Fonctionnement de la CMP
· Son fonctionnement reste obscur pour la plupart des acteurs de la vie parlementaire, ni les collaborateurs parlementaires, ni les collaborateurs de groupe, ni les conseillers du gouvernement n’étant présents dans ce huis-clos.
· Les négociations informelles ont déjà commencé en amont de la CMP. Par exemple, des députés et sénateurs du “socle commun” étaient réunis lundi soir au ministère des Relations avec le Parlement autour d’Eric Lombard, Amélie de Montchalin et Patrick Mignola pour parler des sujets sensbiles.
· Les réunions de CMP se tiennent alternativement soit à l’Assemblée nationale, soit au Sénat, en fonction du lieu de la dernière CMP. Lorsqu’elle se réunit, la CMP désigne son bureau. Le président de la CMP est traditionnellement le Président de la commission saisie au fond de la Chambre où se tient la CMP. Le vice-président est alors le Président de la commission saisie au fond de l’autre assemblée. Le bureau comprend également deux rapporteurs, un député et un sénateur, qui seront chargés de rendre compte des travaux devant leur assemblée respective. Il s’agit généralement des rapporteurs de chaque commission saisie au fond.

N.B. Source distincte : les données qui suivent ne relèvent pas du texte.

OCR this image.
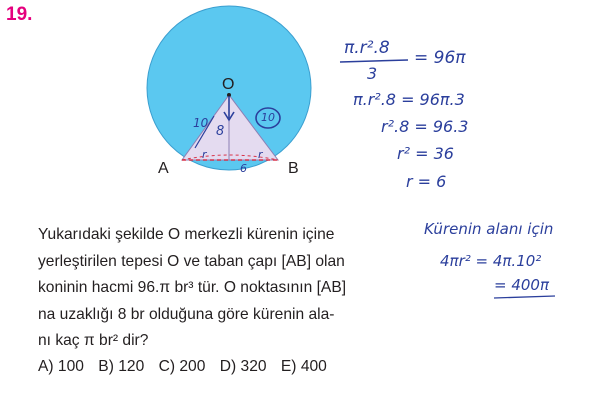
19.
O
A	B
10
8
10
r	r
6
π.r².8
3
= 96π
π.r².8 = 96π.3
r².8 = 96.3
r² = 36
r = 6
Kürenin alanı için
4πr² = 4π.10²
= 400π
Yukarıdaki şekilde O merkezli kürenin içine
yerleştirilen tepesi O ve taban çapı [AB] olan
koninin hacmi 96.π br³ tür. O noktasının [AB]
na uzaklığı 8 br olduğuna göre kürenin ala-
nı kaç π br² dir?
A) 100 B) 120 C) 200 D) 320 E) 400
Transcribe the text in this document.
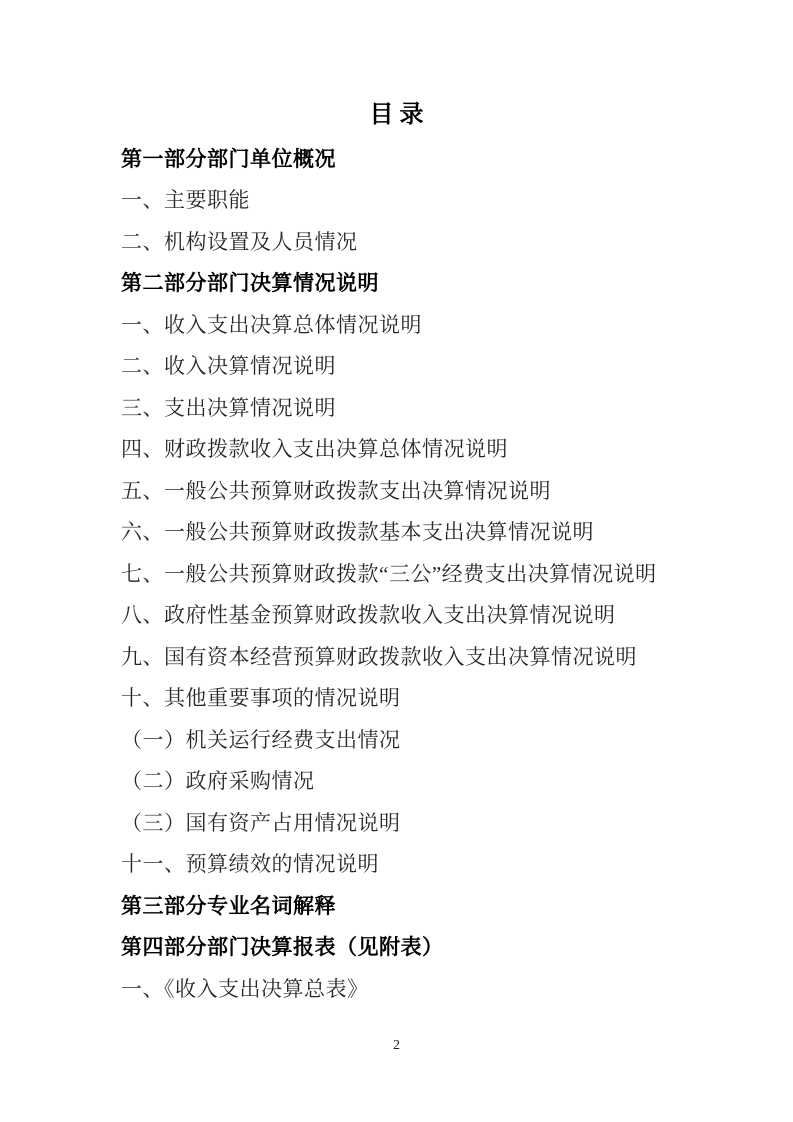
目录
第一部分部门单位概况
一、主要职能
二、机构设置及人员情况
第二部分部门决算情况说明
一、收入支出决算总体情况说明
二、收入决算情况说明
三、支出决算情况说明
四、财政拨款收入支出决算总体情况说明
五、一般公共预算财政拨款支出决算情况说明
六、一般公共预算财政拨款基本支出决算情况说明
七、一般公共预算财政拨款“三公”经费支出决算情况说明
八、政府性基金预算财政拨款收入支出决算情况说明
九、国有资本经营预算财政拨款收入支出决算情况说明
十、其他重要事项的情况说明
（一）机关运行经费支出情况
（二）政府采购情况
（三）国有资产占用情况说明
十一、预算绩效的情况说明
第三部分专业名词解释
第四部分部门决算报表（见附表）
一、《收入支出决算总表》
2
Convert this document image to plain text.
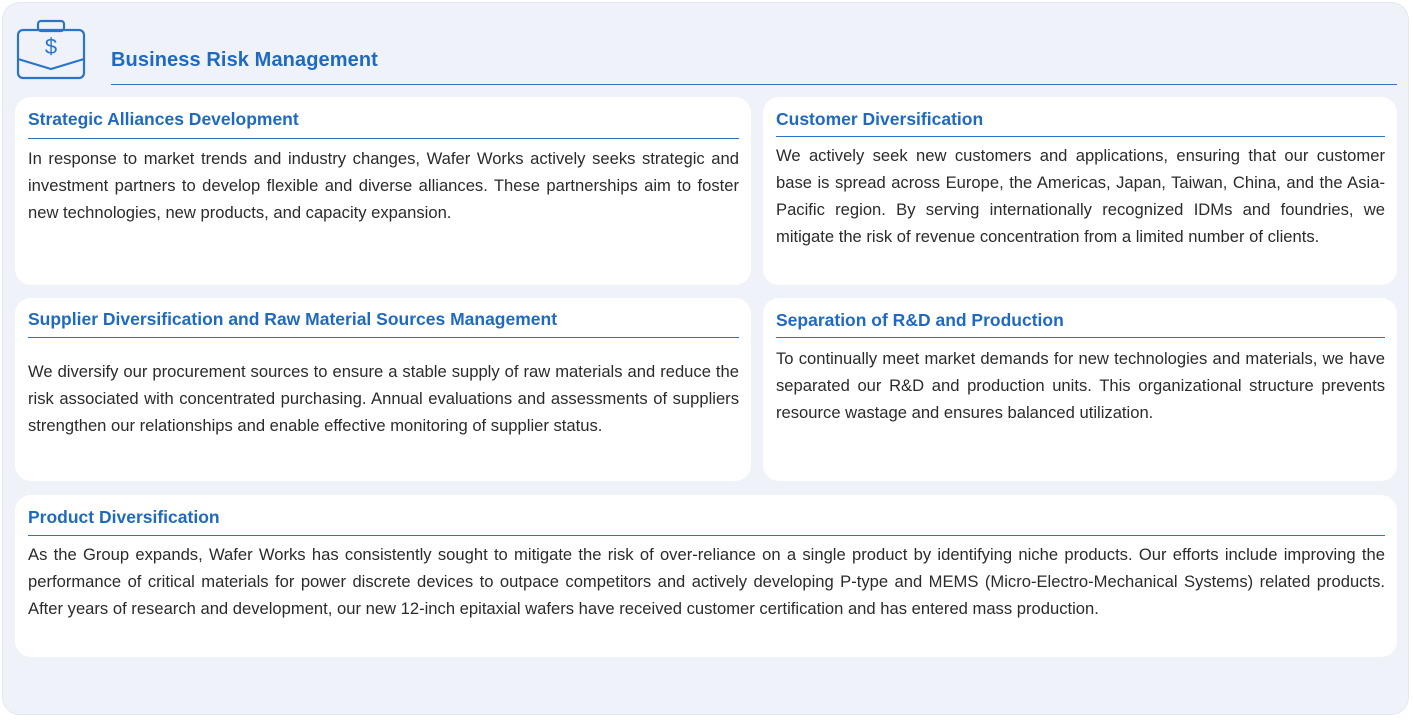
$
Business Risk Management
Strategic Alliances Development

In response to market trends and industry changes, Wafer Works actively seeks strategic and investment partners to develop flexible and diverse alliances. These partnerships aim to foster new technologies, new products, and capacity expansion.

Customer Diversification

We actively seek new customers and applications, ensuring that our customer base is spread across Europe, the Americas, Japan, Taiwan, China, and the Asia-Pacific region. By serving internationally recognized IDMs and foundries, we mitigate the risk of revenue concentration from a limited number of clients.

Supplier Diversification and Raw Material Sources Management

We diversify our procurement sources to ensure a stable supply of raw materials and reduce the risk associated with concentrated purchasing. Annual evaluations and assessments of suppliers strengthen our relationships and enable effective monitoring of supplier status.

Separation of R&D and Production

To continually meet market demands for new technologies and materials, we have separated our R&D and production units. This organizational structure prevents resource wastage and ensures balanced utilization.

Product Diversification

As the Group expands, Wafer Works has consistently sought to mitigate the risk of over-reliance on a single product by identifying niche products. Our efforts include improving the performance of critical materials for power discrete devices to outpace competitors and actively developing P-type and MEMS (Micro-Electro-Mechanical Systems) related products. After years of research and development, our new 12-inch epitaxial wafers have received customer certification and has entered mass production.
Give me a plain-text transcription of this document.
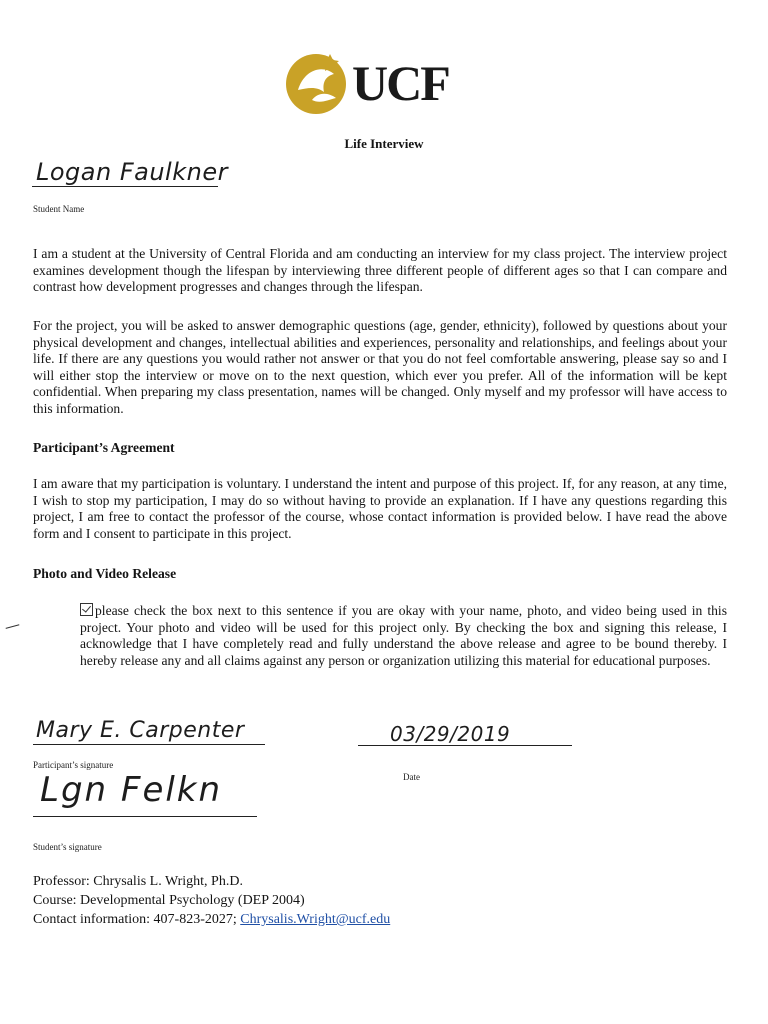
UCF
Life Interview
Logan Faulkner
Student Name
I am a student at the University of Central Florida and am conducting an interview for my class project. The interview project examines development though the lifespan by interviewing three different people of different ages so that I can compare and contrast how development progresses and changes through the lifespan.
For the project, you will be asked to answer demographic questions (age, gender, ethnicity), followed by questions about your physical development and changes, intellectual abilities and experiences, personality and relationships, and feelings about your life. If there are any questions you would rather not answer or that you do not feel comfortable answering, please say so and I will either stop the interview or move on to the next question, which ever you prefer. All of the information will be kept confidential. When preparing my class presentation, names will be changed. Only myself and my professor will have access to this information.
Participant’s Agreement
I am aware that my participation is voluntary. I understand the intent and purpose of this project. If, for any reason, at any time, I wish to stop my participation, I may do so without having to provide an explanation. If I have any questions regarding this project, I am free to contact the professor of the course, whose contact information is provided below. I have read the above form and I consent to participate in this project.
Photo and Video Release
please check the box next to this sentence if you are okay with your name, photo, and video being used in this project. Your photo and video will be used for this project only. By checking the box and signing this release, I acknowledge that I have completely read and fully understand the above release and agree to be bound thereby. I hereby release any and all claims against any person or organization utilizing this material for educational purposes.
Mary E. Carpenter
Participant’s signature
03/29/2019
Date
Lgn Felkn
Student’s signature
Professor: Chrysalis L. Wright, Ph.D.
Course: Developmental Psychology (DEP 2004)
Contact information: 407-823-2027; Chrysalis.Wright@ucf.edu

· La CMP donne lieu à la rédaction et au dépôt d’un rapport commun aux deux assemblées. Son contenu est bref, déposé simultanément dans les deux assemblées. Si la CMP est conclusive avec un texte commun adopté, le rapport intègre le tableau comparatif.
· La question de la publicité de ses travaux s’est posée à plusieurs reprises. La députée LFI Mathilde Panot et des députés suppléants de gauche de la CMP ont rendu publics les travaux de la CMP sur le PLFRSS retraites à travers les réseaux sociaux.
Contenu du champ de la discussion
· L’objet de la réunion de la CMP est de « proposer un texte sur les dispositions restant en discussion » (alinéa 2 de l’article 45 de la Constitution), c’est-à-dire les dispositions qui n’ont pas été adoptées dans les mêmes termes par les deux Chambres. En revanche, l’Assemblée nationale ayant rejeté le texte, aucun article ne peut être considéré comme adopté dans les mêmes termes par les deux chambres ; les dispositions initiales du PLF supprimées à l’Assemblée resteront intégralement en discussion. La CMP ne pourra donc examiner que les dispositions issues du PLF initial (soit le texte issu de l’examen à l’Assemblée du fait de son rejet), et issues de la version adoptée au Sénat.
· Les amendements examinés sont appelés des « propositions de rédaction », ne pouvant être présentées que par les membres de la CMP (titulaires et suppléants). Le gouvernement ou d’autres parlementaires ne peuvent donc pas en déposer. Les propositions de rédaction n’obéissent à aucun formalisme particulier et peuvent être modifiées lors de leur examen.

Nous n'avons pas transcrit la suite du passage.